因为协程是一个线程执行,那么怎么利用多核cpu呢?最简单的方法是多进程+协程,既充分利用多核,又充分发挥协程的高效率,可获得极高性能
-
协程的几种方式
1.使用协程yield实现生产者消费者模式
#使用协程实现生产者消费者模式
import time
def consumer(name):
print("----->ready to eat baozi...")
while True:
new_baozi = yield
print("[%s] is eating baozi %s"%(name,new_baozi))
def producer():
r= con.__next__()
r = con2.__next__()
n = 0
while 1:
time.sleep(1)
print("making baozi %s and %s"%(n,n+1))
con.send(n)
con2.send(n+1)
n +=2
if __name__ =="__main__":
con = consumer("lian")
con2 = consumer("zong")
p =producer()
2.使用greenlet实现协程
使用greenlet实现协程
from greenlet import greenlet
def test1():
print(12)
gr2.switch() #切换到test2
print(34)
gr2.switch()
def test2():
print(56)
gr1.switch() #切换到test1
print(78)
gr1 = greenlet(test1)
gr2 = greenlet(test2)
#gr2.switch()
gr1.switch() #切换到test1
3.使用gevent实现协程
import time,requests,gevent
start =time.time()
def f(url):
print("GET:%s"%url)
resp = requests.get(url)
data = resp.text
print("%d bytes recevied from %s"%(len(data),url))
gevent.joinall([
gevent.spawn(f,"https://blog.csdn.net/Lzs1998/article/details/87858525"),
gevent.spawn(f,"https://blog.csdn.net/Lzs1998/article/details/87858525"),
gevent.spawn(f,"https://blog.csdn.net/Lzs1998/article/details/87858525"),
gevent.spawn(f,"https://blog.csdn.net/Lzs1998/article/details/87858525"),
gevent.spawn(f,"https://blog.csdn.net/Lzs1998/article/details/87858525"),
])
下面给大家讲协程+进程怎么实现爬取50个网页!
方法一:
普通方法:
import time,requests,gevent
from gevent.pool import Pool as GP
from multiprocessing import Pool,Lock
def f(url):
resp = requests.get(url)
data = resp.text
print("success get :%s" % url)
print("%d bytes recevied from %s\n"%(len(data),url))

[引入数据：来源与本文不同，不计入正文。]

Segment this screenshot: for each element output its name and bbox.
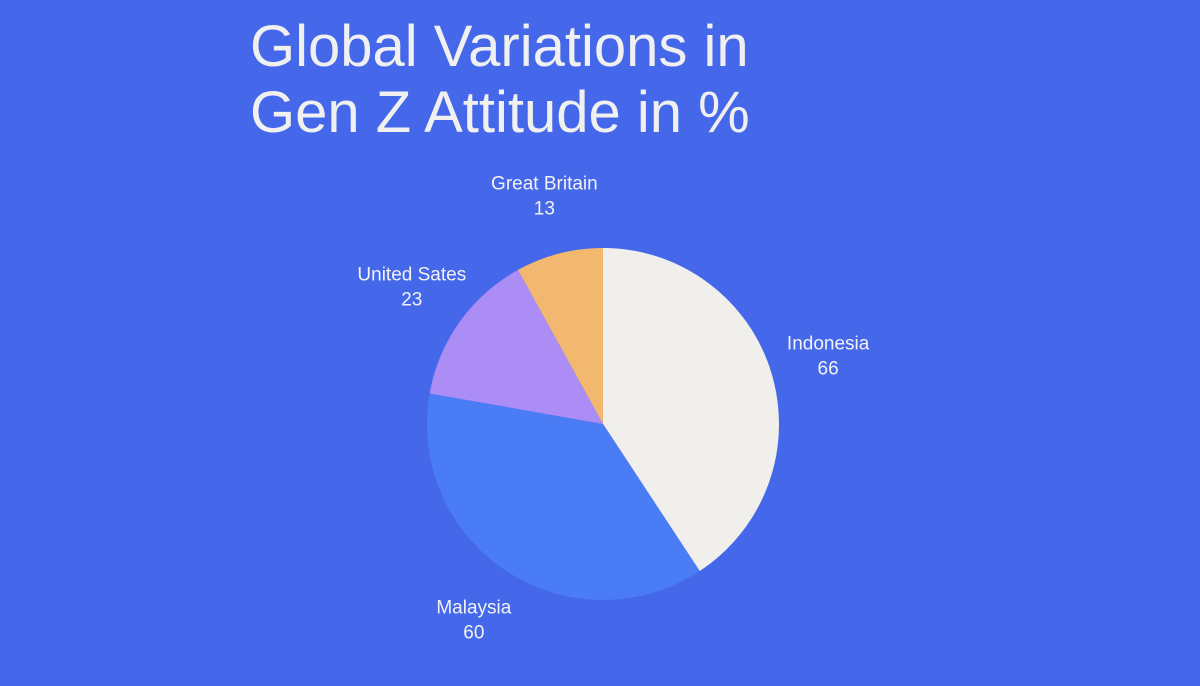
value-label: 60 <box>463 622 484 643</box>
pie-slice <box>517 248 603 424</box>
value-label: 66 <box>818 359 839 380</box>
slice-label: Great Britain <box>491 173 598 194</box>
pie-slice <box>429 269 603 424</box>
slice-label: Indonesia <box>787 334 870 355</box>
chart-title: Global Variations in Gen Z Attitude in % <box>250 14 750 145</box>
value-label: 23 <box>401 289 422 310</box>
value-label: 13 <box>534 198 555 219</box>
pie-slice <box>427 393 700 600</box>
slice-label: United Sates <box>357 264 466 285</box>
pie-slice <box>603 248 779 572</box>
slice-label: Malaysia <box>436 597 511 618</box>
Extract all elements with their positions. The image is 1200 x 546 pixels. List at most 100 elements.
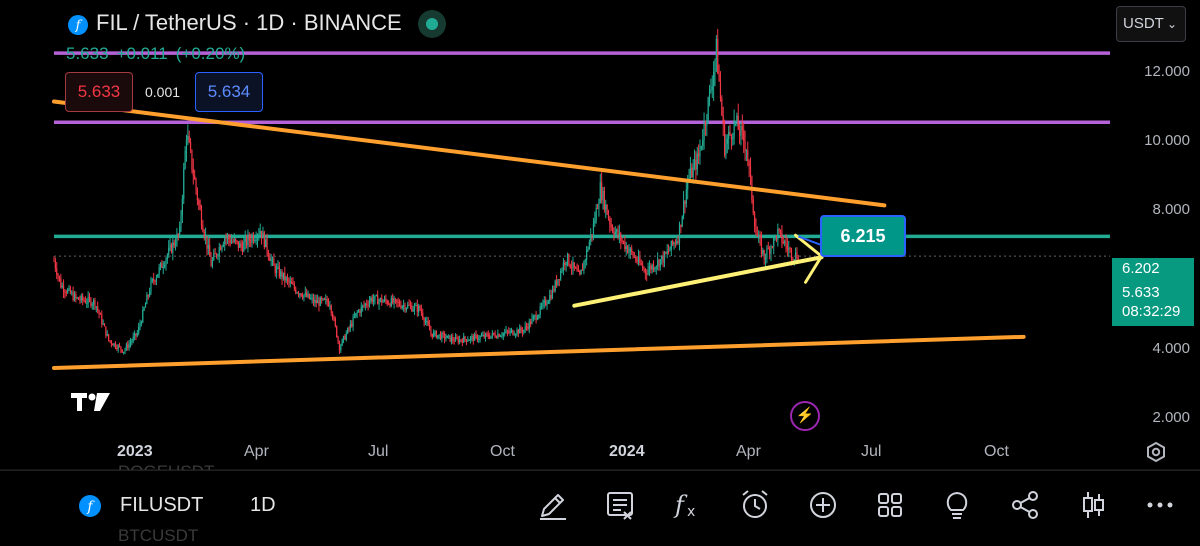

if __name__ == "__main__":
start = time.time()
for i in range(50):
f(url = "https://blog.csdn.net/Lzs1998/article/details/87858525")
end = time.time()
print("total time:", end - start)
耗时:
total time: 35.31624388694763
方法二:协程
import time,requests,gevent
from gevent.pool import Pool as GP
from multiprocessing import Pool,Lock
def f(url):
resp = requests.get(url)
data = resp.text
print("success get :%s" % url)
print("%d bytes recevied from %s\n"%(len(data),url))
#
# gevent.joinall([
#
# gevent.spawn(f,"https://blog.csdn.net/Lzs1998/article/details/87858525"),
# gevent.spawn(f,"https://blog.csdn.net/Lzs1998/article/details/87858525"),
# gevent.spawn(f,"https://blog.csdn.net/Lzs1998/article/details/87858525"),
# gevent.spawn(f,"https://blog.csdn.net/Lzs1998/article/details/87858525"),
# gevent.spawn(f,"https://blog.csdn.net/Lzs1998/article/details/87858525"),
#
# ])
# 定义一个协程并发方法(用的是gevent的协程池)
def html(url):
p = GP(5)
# 协程池的map方法可以让你自定义并发次数,这里可以自定义爬取微博网页的并发次数,第一个参数是要执行的函数
# 第二个参数可以理解成需要并发参数的次数
p.map(func=f,iterable=[url for i in range(5)])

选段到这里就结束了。